Stall holders shout out loud to flog their wares in a din of different languages at raucous open-air food market, Marché de Belleville. Its stalls have filled busy thoroughfare bld de Belleville since 1860 and shopping here for fruit, vegetables and other fresh produce is a fantastic entry into the large, vibrant community here, home to artists, students and immigrants from Africa, Asia and the Middle East. End your foodie shop with a more sedate shopping experience at Fromagerie Beaufils, a family-run fromagerie and affineur (ripener) rated as one of the best cheese shops in Paris. Crunchy baguettes and other wood-oven-baked bread from Belleville’s prize-winning boulangerie (bakery) Au 140 make the perfect picnic partner.

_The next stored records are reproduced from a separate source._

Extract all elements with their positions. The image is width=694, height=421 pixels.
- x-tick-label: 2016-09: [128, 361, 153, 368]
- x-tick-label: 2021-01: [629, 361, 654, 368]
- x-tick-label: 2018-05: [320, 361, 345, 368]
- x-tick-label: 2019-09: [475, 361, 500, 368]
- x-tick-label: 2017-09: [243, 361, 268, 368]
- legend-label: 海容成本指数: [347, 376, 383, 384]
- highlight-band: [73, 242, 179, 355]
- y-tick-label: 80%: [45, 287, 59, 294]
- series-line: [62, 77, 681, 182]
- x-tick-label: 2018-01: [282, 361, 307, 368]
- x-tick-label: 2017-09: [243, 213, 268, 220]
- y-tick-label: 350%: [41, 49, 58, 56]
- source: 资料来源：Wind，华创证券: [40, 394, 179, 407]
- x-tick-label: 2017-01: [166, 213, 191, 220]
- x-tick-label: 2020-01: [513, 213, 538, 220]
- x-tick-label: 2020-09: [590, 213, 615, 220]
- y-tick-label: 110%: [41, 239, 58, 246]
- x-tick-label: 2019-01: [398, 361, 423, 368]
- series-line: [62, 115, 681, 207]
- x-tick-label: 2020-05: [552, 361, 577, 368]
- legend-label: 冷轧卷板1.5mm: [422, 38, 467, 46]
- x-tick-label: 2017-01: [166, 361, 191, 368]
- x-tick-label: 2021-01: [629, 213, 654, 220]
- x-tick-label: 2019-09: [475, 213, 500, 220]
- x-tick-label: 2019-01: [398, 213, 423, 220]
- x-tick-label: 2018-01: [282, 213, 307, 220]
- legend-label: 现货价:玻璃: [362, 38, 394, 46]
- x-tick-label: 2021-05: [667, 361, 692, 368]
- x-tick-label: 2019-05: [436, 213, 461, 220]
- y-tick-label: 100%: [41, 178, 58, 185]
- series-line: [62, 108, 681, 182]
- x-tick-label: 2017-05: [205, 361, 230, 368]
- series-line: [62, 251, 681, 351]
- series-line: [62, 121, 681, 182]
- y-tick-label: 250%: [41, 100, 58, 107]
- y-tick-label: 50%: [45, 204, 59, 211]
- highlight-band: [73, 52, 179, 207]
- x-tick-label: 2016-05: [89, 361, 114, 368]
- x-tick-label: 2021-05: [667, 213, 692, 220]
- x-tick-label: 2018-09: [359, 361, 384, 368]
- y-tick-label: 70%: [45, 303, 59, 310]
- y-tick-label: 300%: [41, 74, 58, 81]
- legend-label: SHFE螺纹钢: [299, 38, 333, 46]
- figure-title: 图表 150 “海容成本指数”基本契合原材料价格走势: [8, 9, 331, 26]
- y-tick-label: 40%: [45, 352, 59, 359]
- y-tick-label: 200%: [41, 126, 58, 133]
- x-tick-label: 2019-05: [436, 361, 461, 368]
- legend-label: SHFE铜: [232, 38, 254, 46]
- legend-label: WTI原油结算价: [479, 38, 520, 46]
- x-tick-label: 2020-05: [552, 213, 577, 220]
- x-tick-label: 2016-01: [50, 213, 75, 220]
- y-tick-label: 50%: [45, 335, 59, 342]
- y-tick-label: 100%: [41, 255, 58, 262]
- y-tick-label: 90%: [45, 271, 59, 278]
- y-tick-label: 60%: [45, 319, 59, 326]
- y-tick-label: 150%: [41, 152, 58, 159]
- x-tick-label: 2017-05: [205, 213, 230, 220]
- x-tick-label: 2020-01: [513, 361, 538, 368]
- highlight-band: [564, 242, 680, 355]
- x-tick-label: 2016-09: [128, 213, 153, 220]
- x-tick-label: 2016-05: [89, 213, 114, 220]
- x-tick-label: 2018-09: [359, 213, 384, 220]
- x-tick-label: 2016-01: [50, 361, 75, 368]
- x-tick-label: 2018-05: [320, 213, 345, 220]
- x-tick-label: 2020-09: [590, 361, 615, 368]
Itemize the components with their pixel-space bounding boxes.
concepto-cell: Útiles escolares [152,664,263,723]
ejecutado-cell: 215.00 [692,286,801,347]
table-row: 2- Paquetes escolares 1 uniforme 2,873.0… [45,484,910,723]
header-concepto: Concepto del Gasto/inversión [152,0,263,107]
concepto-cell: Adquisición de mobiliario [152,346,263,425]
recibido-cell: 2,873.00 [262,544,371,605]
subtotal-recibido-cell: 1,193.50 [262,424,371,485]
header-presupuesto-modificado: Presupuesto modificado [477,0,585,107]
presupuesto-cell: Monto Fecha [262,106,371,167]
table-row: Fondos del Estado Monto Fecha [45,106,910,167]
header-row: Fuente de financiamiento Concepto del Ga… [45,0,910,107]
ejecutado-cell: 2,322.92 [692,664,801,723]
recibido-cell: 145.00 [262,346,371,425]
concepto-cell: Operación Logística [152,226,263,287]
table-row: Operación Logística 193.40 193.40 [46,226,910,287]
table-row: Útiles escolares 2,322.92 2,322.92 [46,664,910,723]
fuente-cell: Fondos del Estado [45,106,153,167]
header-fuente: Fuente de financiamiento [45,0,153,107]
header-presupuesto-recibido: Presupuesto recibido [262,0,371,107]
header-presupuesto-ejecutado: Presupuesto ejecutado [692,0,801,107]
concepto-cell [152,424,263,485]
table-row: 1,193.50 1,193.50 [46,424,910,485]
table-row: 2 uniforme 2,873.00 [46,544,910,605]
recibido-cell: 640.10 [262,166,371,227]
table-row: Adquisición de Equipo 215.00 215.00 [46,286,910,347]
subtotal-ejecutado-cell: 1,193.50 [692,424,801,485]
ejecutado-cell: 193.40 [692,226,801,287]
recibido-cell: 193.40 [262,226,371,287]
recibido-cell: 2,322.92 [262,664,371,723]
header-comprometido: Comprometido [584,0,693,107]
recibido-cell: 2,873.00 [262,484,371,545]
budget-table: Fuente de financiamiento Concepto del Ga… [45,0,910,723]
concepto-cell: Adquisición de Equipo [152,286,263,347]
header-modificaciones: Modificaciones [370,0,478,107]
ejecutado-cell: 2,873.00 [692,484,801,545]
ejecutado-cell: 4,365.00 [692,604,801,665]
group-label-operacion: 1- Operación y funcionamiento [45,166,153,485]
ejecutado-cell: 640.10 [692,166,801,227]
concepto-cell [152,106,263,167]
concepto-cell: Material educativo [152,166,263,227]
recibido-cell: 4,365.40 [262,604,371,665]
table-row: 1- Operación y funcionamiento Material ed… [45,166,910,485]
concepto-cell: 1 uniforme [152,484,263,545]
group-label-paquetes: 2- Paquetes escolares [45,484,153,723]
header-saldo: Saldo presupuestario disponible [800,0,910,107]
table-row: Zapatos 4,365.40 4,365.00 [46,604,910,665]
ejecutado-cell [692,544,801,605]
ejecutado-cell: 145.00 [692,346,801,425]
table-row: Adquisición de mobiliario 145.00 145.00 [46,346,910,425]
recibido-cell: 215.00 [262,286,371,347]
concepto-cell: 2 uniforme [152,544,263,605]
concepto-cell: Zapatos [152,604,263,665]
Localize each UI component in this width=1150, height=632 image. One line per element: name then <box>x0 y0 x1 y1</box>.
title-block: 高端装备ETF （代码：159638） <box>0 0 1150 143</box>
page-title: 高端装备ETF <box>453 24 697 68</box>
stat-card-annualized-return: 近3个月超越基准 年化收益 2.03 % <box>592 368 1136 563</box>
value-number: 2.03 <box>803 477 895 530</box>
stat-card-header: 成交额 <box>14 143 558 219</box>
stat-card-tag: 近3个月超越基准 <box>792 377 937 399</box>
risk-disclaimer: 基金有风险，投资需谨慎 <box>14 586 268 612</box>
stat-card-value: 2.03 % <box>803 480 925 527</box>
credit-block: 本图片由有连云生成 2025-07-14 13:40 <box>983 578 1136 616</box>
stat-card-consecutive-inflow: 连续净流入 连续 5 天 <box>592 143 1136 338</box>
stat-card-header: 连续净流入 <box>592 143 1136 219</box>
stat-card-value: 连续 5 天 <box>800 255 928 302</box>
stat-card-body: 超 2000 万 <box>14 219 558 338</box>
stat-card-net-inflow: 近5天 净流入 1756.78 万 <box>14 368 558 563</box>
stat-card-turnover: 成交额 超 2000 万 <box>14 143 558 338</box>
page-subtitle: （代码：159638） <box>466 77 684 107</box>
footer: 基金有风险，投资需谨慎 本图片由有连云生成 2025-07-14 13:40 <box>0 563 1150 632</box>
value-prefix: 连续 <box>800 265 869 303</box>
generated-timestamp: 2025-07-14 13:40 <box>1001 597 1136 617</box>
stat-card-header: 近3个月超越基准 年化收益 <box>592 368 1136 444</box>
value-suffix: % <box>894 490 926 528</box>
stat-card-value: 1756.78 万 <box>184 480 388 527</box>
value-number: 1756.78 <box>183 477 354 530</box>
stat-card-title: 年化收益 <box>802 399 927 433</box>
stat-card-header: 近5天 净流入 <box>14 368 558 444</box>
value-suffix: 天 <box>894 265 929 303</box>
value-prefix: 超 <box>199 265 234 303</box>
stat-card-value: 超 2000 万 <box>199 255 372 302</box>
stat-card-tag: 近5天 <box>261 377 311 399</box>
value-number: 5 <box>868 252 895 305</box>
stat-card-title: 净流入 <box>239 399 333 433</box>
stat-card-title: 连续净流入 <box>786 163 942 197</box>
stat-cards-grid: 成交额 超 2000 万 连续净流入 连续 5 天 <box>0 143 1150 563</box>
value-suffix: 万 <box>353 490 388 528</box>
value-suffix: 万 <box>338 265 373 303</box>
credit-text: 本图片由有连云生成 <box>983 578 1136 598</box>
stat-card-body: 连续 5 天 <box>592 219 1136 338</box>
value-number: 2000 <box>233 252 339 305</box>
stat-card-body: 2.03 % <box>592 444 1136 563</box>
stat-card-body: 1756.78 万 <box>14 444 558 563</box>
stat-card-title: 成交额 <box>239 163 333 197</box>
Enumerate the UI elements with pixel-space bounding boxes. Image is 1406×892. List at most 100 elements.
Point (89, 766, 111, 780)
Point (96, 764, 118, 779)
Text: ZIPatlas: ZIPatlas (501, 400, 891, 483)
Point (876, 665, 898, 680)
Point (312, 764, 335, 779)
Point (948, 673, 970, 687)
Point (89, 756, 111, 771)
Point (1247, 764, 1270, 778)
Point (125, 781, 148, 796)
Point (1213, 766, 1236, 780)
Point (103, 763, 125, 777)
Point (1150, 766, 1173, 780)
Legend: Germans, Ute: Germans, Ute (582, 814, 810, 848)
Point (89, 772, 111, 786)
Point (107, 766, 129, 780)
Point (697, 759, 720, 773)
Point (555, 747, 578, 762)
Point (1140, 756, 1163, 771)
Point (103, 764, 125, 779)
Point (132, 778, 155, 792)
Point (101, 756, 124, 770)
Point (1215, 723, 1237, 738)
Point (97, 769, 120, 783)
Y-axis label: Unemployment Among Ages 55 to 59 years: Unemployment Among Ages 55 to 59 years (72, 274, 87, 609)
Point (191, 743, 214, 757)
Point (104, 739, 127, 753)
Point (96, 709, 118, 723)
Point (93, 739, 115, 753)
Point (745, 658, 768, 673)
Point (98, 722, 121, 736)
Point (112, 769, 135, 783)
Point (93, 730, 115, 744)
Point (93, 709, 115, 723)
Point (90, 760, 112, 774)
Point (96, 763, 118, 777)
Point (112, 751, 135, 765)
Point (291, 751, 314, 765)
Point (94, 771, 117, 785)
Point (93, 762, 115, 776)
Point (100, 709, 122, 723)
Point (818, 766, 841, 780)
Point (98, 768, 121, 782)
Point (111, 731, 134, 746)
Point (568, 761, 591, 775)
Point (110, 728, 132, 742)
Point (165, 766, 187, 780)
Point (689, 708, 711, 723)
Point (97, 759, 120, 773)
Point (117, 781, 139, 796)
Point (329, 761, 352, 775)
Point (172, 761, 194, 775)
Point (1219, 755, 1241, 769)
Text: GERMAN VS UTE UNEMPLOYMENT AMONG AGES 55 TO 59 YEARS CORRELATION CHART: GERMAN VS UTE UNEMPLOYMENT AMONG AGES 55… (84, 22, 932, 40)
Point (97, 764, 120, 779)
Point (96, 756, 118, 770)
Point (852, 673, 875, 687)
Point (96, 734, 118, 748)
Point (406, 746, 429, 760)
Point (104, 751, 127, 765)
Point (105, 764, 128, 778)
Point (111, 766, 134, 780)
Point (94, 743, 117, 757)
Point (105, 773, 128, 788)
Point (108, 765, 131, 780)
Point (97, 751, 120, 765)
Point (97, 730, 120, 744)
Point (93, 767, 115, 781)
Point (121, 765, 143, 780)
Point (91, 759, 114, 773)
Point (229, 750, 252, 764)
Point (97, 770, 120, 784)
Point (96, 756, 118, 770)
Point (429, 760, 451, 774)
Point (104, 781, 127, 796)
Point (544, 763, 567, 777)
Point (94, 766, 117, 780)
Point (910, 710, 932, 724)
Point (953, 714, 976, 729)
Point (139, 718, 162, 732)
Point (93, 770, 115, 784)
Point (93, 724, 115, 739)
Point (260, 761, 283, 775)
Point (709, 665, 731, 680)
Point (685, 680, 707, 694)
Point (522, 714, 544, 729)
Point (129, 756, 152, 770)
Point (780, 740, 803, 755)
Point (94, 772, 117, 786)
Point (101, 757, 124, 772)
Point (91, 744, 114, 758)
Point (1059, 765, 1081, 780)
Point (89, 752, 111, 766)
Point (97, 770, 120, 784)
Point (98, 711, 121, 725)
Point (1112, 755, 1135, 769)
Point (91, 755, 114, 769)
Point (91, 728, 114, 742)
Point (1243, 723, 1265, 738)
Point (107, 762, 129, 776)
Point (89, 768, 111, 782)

Trace the steps of Edith Piaf
Belleville was the old haunt of iconic cabaret singer Edith Piaf (1915-63). From Belleville metro station, walk east uphill along rue de Belleville and look for the red neon lights of Aux Folies, the cabaret bar where a young Piaf sang. Today it’s a busy neighbourhood cafe. Continue uphill to 72 rue de Belleville where a wall plaque says that Piaf was born on the house steps here (yet she was actually born in the hospital in Belleville). To discover the real story, visit the two-room Musée Edith Piaf in neighbouring Ménilmontant. End your Piaf pilgrimage with a visit to the unexpectedly sombre tomb the singer shares with her father as well as her second husband in Cimetière du Père Lachaise on Belleville’s southern fringe.
Where to stay
Generator Hostel occupies an old office block on the northern fringe of Belleville. With en suite doubles, street art decor (don’t miss the cow, repainted each month by a different artist), metro-style ceramic tiling and fresh white linen, it is one of the finest places around to stay. There are snails on the menu in its stylish barista-run Café Fabien. Also here are a nightclub styled like the Paris metro and a panoramic rooftop bar.
Belleville, predominantly in the 20e arrondissement, is roughly wedged between Parc des Buttes-Chaumont (north) in the 19e, and Cimetière du Père Lachaise and Ménilmontant (south) in the 11th arrondissement. Belleville is the main metro station (line 11).